Home National news Segregated Buffalo Soldiers fought in WWI and WWII — few fought more bravely

Segregated Buffalo Soldiers fought in WWI and WWII — few fought more bravely

by PRIDE Newsdesk

Buffalo Soldiers helped the Allies win both World Wars.(photo courtesy of National Parks Service)

Veteran historian, Dan Doyle, recalls one story in many about the fabled troops of WWII who served in the segregated U.S. Army in the 92nd Infantry Division, nicknamed, the Buffalo Soldiers.

“Almost 100 years after the end of the Civil War, segregation was still the law in parts of this country,” said Doyle. “But in much of the rest of the country, where there were no Jim Crow laws, Blacks still experience the oppressive limitations of racial prejudice.”

The 92nd Infantry Division of the United States Army, the Buffalo Soldiers, fought in both WWI and WWII. These African American soldiers came from every state in the union.
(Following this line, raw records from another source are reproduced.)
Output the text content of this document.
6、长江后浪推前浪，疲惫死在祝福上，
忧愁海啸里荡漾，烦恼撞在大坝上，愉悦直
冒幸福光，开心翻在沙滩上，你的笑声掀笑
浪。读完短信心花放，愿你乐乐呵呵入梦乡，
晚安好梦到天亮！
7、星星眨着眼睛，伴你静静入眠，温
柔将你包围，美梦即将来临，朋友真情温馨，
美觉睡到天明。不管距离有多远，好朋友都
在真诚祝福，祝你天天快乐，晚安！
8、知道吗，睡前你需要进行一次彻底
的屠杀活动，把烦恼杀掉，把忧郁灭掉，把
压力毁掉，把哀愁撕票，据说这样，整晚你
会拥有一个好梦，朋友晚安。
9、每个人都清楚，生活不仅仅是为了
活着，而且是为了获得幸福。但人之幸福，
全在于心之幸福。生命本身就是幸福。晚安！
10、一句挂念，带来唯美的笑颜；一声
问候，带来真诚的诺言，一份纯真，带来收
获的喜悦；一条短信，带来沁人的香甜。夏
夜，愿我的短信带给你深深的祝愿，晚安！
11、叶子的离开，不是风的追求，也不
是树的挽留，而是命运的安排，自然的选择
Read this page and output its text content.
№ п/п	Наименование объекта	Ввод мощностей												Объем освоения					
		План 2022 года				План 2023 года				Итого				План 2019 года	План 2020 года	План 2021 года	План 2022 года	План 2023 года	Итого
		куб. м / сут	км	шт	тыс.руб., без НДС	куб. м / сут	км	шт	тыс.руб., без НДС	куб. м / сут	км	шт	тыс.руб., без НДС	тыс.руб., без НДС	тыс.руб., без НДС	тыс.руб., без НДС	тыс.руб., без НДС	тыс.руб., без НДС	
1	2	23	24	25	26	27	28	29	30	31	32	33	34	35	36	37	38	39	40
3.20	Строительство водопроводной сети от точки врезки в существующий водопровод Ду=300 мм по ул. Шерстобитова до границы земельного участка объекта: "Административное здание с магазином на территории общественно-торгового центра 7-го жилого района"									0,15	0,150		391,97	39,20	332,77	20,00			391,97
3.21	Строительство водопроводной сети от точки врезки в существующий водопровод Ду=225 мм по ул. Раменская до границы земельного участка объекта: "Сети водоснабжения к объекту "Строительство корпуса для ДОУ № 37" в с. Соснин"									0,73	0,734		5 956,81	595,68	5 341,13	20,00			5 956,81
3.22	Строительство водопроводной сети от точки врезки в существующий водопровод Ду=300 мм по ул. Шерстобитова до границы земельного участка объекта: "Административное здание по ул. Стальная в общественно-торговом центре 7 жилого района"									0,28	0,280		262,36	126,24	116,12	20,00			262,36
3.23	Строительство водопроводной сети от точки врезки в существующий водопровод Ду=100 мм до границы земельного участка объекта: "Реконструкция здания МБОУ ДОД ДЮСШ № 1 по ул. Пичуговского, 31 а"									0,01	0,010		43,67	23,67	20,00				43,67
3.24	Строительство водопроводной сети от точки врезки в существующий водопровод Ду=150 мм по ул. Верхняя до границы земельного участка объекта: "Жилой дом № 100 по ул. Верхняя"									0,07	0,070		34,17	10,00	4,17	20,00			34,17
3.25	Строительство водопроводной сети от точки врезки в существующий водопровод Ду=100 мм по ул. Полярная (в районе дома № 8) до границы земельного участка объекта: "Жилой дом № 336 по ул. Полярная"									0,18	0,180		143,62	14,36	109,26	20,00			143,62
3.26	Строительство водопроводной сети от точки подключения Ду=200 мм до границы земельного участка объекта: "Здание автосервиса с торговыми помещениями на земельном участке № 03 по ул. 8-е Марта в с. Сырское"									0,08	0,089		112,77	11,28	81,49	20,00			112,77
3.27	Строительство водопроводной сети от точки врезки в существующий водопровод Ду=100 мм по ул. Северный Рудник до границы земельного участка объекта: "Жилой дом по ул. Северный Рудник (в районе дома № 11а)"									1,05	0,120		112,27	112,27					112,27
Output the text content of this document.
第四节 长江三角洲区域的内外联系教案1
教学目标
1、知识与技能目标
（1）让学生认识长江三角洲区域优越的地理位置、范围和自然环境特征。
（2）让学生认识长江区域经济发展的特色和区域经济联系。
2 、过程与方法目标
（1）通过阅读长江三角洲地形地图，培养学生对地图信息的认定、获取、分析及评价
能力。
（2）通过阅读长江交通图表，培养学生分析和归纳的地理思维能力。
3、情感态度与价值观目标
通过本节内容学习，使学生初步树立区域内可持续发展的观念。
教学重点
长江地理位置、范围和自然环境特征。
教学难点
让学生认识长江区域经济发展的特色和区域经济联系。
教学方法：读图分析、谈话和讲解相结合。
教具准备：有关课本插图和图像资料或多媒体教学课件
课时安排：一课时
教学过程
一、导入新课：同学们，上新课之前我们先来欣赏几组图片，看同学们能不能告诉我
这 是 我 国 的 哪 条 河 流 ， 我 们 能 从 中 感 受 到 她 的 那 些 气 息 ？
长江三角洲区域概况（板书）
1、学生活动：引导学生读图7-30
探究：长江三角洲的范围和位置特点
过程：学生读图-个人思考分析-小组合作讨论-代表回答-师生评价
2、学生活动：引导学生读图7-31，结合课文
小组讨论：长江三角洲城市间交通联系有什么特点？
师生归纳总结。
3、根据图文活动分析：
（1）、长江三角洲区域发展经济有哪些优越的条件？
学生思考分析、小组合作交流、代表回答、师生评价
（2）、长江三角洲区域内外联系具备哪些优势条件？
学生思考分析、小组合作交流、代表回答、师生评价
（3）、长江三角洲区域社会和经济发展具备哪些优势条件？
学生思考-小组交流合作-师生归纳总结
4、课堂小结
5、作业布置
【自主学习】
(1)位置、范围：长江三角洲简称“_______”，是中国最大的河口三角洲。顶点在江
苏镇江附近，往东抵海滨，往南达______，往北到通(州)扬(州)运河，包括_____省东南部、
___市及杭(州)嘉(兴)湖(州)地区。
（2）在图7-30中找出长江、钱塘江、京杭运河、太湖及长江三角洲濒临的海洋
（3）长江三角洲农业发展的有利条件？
They were first formed at Camp Funston in Kansas in October 1917 and the American buffalo was chosen as their division insignia due to the nickname given to African American cavalrymen by the Native Americans back in the 19th century.

The Division fought again as an all-Black unit during WWII as the U.S. Army was still at that time a segregated force. The 92nd was fighting in Italy during the winter of 1944. Just after Christmas Day, they and some Italian allies were hit hard by counterattack by a much larger German force.

The fighting was so intense and so close that they were in danger of being overrun. The situation could not have been more desperate. Lt. John Fox who had been calling in artillery support during the battle, could see that the situation called for desperate action.

The Germans were almost upon them, and he called in artillery coordinates that would bring supporting fire right on their position. His commanding officer would not approve the order, but there really was nothing else left for them to do. Fox gave the order over the radio, “Fire.”

“The shells rained in on them devastating the advancing Germans and Fox’s unit of the 92nd,” said Doyle. “After the battle a local citizen reported seeing Lt. Fox’s body surrounded by 100 dead Germans. That heroic sacrifice halted the German advance and turned the tide of the battle for the allies.

According to Doyle: “Heroism is rare because of the demand it makes on one’s very existence. It is recognized first and foremost in the willing sacrifices one makes for the good of others, or for some cause larger than oneself.

The Buffalo Soldiers were willing to sacrifice their lives for the same reason that all other American soldiers were. They knew that the defense of the universal and common right of all men and women to be free from the oppression of tyrannical forces was threatened worldwide during WWII. And they made those sacrifices, even though those universal and common rights to freedom were still systematically denied them in their own country.

“Their battlefield courage stood right beside, and was as recognizable and honorable as that of all the American forces that fought that war. But when they came home it was to a society that still denied them the very rights of freedom they had so nobly fought for on the battlefields of Europe.

“The proud motto of the 92nd Infantry Division is ‘Deeds, Not Words.’ And that is exactly what they showed.”